Debía de estar a unos cincuenta metros de Aimée. No gritaba demasiado fuerte. Aimée tenía que aguzar el oído para entender lo que estaba diciendo.
—Sabemos que está ahí —le decía Lorque—. No puede salir de este sector. Tenemos vigiladas las dos salidas. Aún puede llegar a un acuerdo con nosotros.
La voz se desplazó; se alejó. Manifiestamente, Lorque no tenía ni idea de dónde estaba Aimée.
—No somos asesinos —siguió Lorque—. Es absolutamente necesario que lleguemos a un acuerdo. ¡Contésteme!

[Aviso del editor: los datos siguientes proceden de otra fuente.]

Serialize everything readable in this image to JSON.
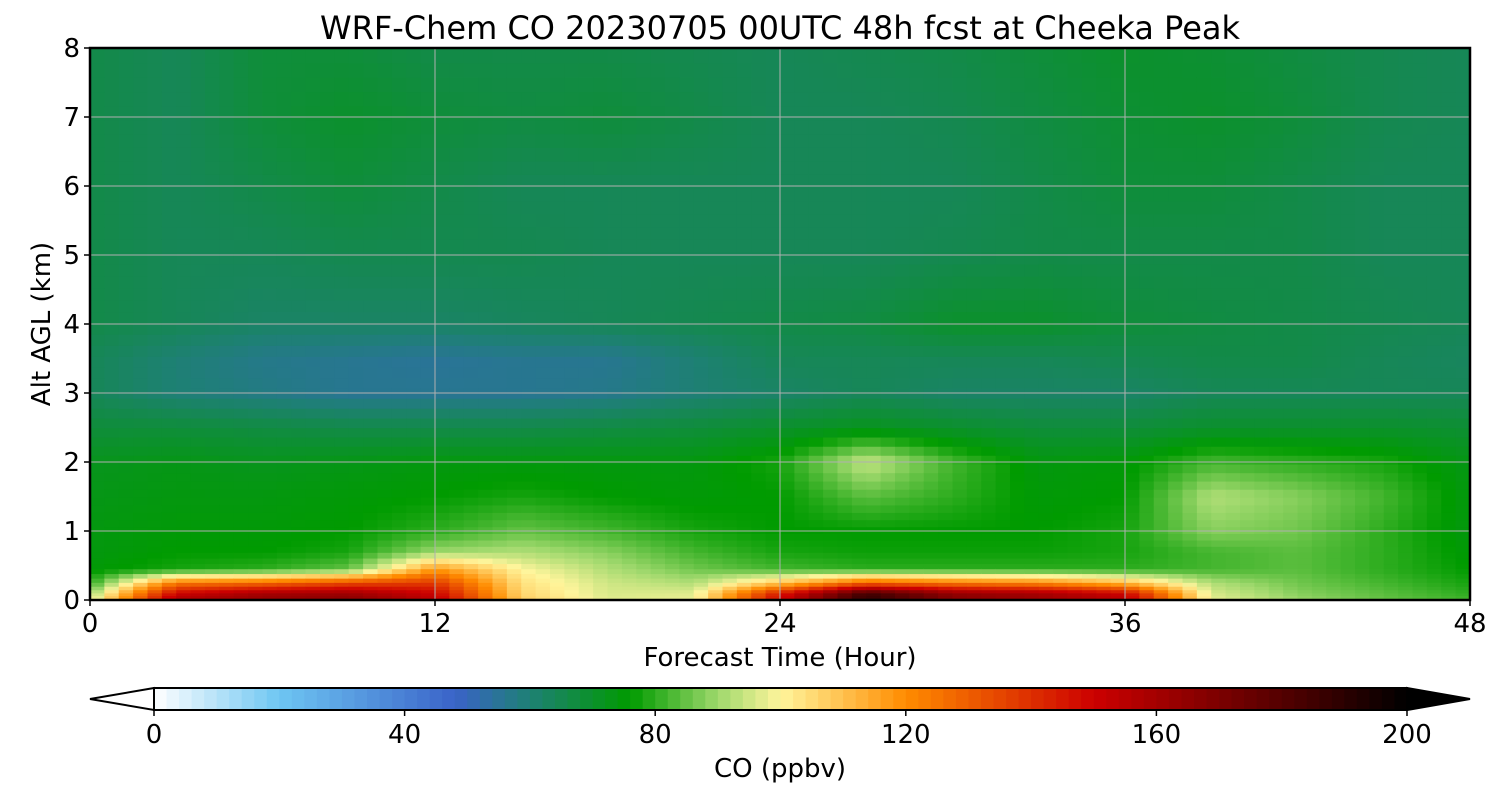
{
  "chart_data": {
    "type": "heatmap",
    "title": "WRF-Chem CO  20230705 00UTC 48h fcst at Cheeka Peak",
    "xlabel": "Forecast Time (Hour)",
    "ylabel": "Alt AGL (km)",
    "xlim": [
      0,
      48
    ],
    "ylim": [
      0,
      8
    ],
    "xticks": [
      0,
      12,
      24,
      36,
      48
    ],
    "yticks": [
      0,
      1,
      2,
      3,
      4,
      5,
      6,
      7,
      8
    ],
    "grid": true,
    "z_units": "CO  (ppbv)",
    "x": [
      0,
      3,
      6,
      9,
      12,
      15,
      18,
      21,
      24,
      27,
      30,
      33,
      36,
      39,
      42,
      45,
      48
    ],
    "y": [
      0,
      0.1,
      0.25,
      0.45,
      0.7,
      1.0,
      1.5,
      2.0,
      2.5,
      3.0,
      3.5,
      4.0,
      5.0,
      6.0,
      7.0,
      8.0
    ],
    "z": [
      [
        95,
        160,
        165,
        168,
        155,
        108,
        97,
        98,
        150,
        190,
        168,
        162,
        155,
        98,
        90,
        85,
        82
      ],
      [
        90,
        150,
        160,
        162,
        150,
        106,
        96,
        97,
        145,
        185,
        165,
        160,
        150,
        96,
        88,
        84,
        80
      ],
      [
        80,
        125,
        128,
        135,
        138,
        104,
        95,
        92,
        110,
        130,
        125,
        122,
        112,
        92,
        86,
        82,
        78
      ],
      [
        75,
        78,
        80,
        85,
        118,
        100,
        92,
        86,
        82,
        80,
        80,
        80,
        80,
        82,
        84,
        80,
        76
      ],
      [
        74,
        76,
        76,
        78,
        90,
        92,
        88,
        82,
        78,
        77,
        77,
        77,
        78,
        82,
        84,
        80,
        75
      ],
      [
        74,
        75,
        75,
        76,
        80,
        85,
        82,
        78,
        76,
        76,
        76,
        76,
        78,
        88,
        86,
        80,
        74
      ],
      [
        73,
        74,
        74,
        75,
        76,
        78,
        76,
        75,
        76,
        84,
        80,
        75,
        76,
        92,
        88,
        82,
        74
      ],
      [
        72,
        73,
        72,
        73,
        74,
        74,
        74,
        74,
        78,
        94,
        82,
        74,
        75,
        82,
        80,
        78,
        73
      ],
      [
        68,
        68,
        67,
        66,
        66,
        66,
        67,
        68,
        70,
        72,
        70,
        68,
        68,
        70,
        70,
        70,
        69
      ],
      [
        64,
        60,
        58,
        56,
        56,
        56,
        57,
        60,
        62,
        64,
        62,
        62,
        62,
        64,
        64,
        64,
        64
      ],
      [
        64,
        60,
        57,
        56,
        55,
        56,
        56,
        60,
        64,
        64,
        64,
        64,
        65,
        66,
        66,
        64,
        63
      ],
      [
        66,
        64,
        62,
        62,
        62,
        63,
        64,
        65,
        66,
        67,
        70,
        70,
        68,
        67,
        66,
        65,
        64
      ],
      [
        66,
        64,
        64,
        65,
        65,
        65,
        64,
        64,
        64,
        64,
        65,
        66,
        66,
        66,
        66,
        64,
        64
      ],
      [
        66,
        64,
        66,
        68,
        66,
        64,
        64,
        64,
        64,
        64,
        64,
        66,
        68,
        68,
        66,
        64,
        64
      ],
      [
        66,
        64,
        68,
        70,
        68,
        67,
        68,
        66,
        64,
        64,
        65,
        67,
        69,
        70,
        68,
        65,
        64
      ],
      [
        66,
        64,
        68,
        68,
        66,
        66,
        66,
        65,
        64,
        65,
        66,
        68,
        70,
        69,
        67,
        65,
        64
      ]
    ],
    "colorbar": {
      "min": 0,
      "max": 200,
      "ticks": [
        0,
        40,
        80,
        120,
        160,
        200
      ],
      "label": "CO  (ppbv)",
      "extend": "both",
      "stops": [
        {
          "v": 0,
          "c": "#ffffff"
        },
        {
          "v": 20,
          "c": "#6ec6f2"
        },
        {
          "v": 48,
          "c": "#3a63c8"
        },
        {
          "v": 60,
          "c": "#1e8074"
        },
        {
          "v": 76,
          "c": "#009b00"
        },
        {
          "v": 90,
          "c": "#9ed86c"
        },
        {
          "v": 100,
          "c": "#fff59c"
        },
        {
          "v": 120,
          "c": "#ff8c00"
        },
        {
          "v": 150,
          "c": "#cc0000"
        },
        {
          "v": 185,
          "c": "#400000"
        },
        {
          "v": 200,
          "c": "#000000"
        }
      ]
    }
  }
}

La voz continuó parlamentando unos instantes, cada vez con menor claridad. Aimée había dejado de escucharla y estaba ahora atenta a un ruido más cercano. Alguien avanzaba con precaución por la calle, aproximándose al extremo del pasaje. Aimée buscó a tientas por el suelo, con cuidado de que no la oyeran. Encontró y asió una concha vacía, una concha grande, semejante a una vieira. Doblada en dos, caminó hacia el final del pasaje. Repentinamente, la silueta del librero Rougneux se recortó contra la noche clara. Durante un momento permaneció frente al interior del pasaje oscuro. En su mano se encendió una linterna eléctrica cuyo haz apenas iluminó el pasaje.
—¡Aquí está! —gritó el hombre con voz aguda.
Dio un paso atrás. En el mismo momento, Aimée se irguió, dio tres pasos al frente y golpeó al hombre con la concha. Pese a que no estaba afilada, rebanó el cuello de Rougneux al primer asalto.